Exceptions. However, the company may, by special resolution in general meeting,
decide that the directors need not offer the shares in the further issue to the existing  equity shareholders and that they may dispose them off in any manner whatsoever. But where, it has been possible to muster ordinary majority only, the directors may
not offer the shares to the existing equity shareholders, if permission is obtained from the Central Government. Further, s.81 does not apply to a private company. Thus, a private company need not offer its further issue first to existing shareholders. Directors are free to offer them in the manner they deem fit. Further, s.81 is not applicable in the case of issue of shares against conversion of loans or debentures.

SEBI has issued guidelines regarding Rights Issues.

Duty of transferor to transferee in respect of rights shares. There may be pending transfers at the time when a rights issue takes place. This raises the question whether the transferor of an unregistered transfer is under any obligation towards his transferee to apply for the rights shares for the benefit of the transferee. The Supreme Court in
R, Mathalone v. Bombay Life Assurance Co. Ltd. AIR 1953 SC 385 has observed that after the transfer form has been executed, the transferor cannot be held to undertake any additional financial burden in respect of the shares at the instance of the transferee where, after the transfer of shares, but before the company had registered the transfer, the company offered rights shares to its members. The transferor could not be compelled by the transferee to take up on his behalf the rights shares offered to the transferor and all that he could require the transferor to do was to renounce the rights issue in the transferee's favour.

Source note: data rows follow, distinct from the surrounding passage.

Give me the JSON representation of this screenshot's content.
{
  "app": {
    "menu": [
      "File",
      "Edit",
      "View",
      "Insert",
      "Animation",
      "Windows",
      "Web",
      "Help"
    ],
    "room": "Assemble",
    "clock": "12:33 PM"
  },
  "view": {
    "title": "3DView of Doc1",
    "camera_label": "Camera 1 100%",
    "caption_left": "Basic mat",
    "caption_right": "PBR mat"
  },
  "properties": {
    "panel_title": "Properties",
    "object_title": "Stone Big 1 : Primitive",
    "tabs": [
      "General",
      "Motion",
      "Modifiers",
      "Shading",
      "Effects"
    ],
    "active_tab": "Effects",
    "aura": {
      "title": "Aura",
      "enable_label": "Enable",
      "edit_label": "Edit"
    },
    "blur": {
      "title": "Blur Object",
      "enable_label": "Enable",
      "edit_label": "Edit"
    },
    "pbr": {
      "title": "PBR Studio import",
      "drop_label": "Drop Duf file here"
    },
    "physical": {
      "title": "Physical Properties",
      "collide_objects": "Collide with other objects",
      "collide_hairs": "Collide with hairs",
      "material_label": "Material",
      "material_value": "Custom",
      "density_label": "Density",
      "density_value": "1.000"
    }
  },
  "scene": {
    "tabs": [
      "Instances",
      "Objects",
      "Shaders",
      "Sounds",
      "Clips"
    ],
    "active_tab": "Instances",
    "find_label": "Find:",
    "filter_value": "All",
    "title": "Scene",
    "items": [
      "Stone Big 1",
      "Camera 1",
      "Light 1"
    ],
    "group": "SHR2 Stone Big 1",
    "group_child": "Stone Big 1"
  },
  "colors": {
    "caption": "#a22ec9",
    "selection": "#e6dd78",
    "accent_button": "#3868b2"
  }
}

Allotment to renouncee. As per s.8(1)(c), unless the Articles of the company otherwise provide, the letter of offer of rights shall be deemed to include a right to renounce the shares offered to a member in favour of any other person; and the notice sent to him must contain a statement to this effect. When a shareholder renounces any of the rights shares offered to him, in favour of third person, it is not in the nature of transfer of such shares. The Board of Directors, therefore, cannot refuse to allot the shares to the renouncee unless the Articles so provide - Re Simo Securiries Trust Ltd. (1972) 42 Comp. Cas.457.

However, the right to renounce shares is not available to members of a s.43A company even to the limited extent of renouncing in favour of other members. The Articles of a company may contain provisions enabling members to transfer shares to each other, but that is different from a renunciation of shares - Needle Industries' case (supra).

In the case of shares registered in joint names, any of the joint holders may lodge a letter of renunciation.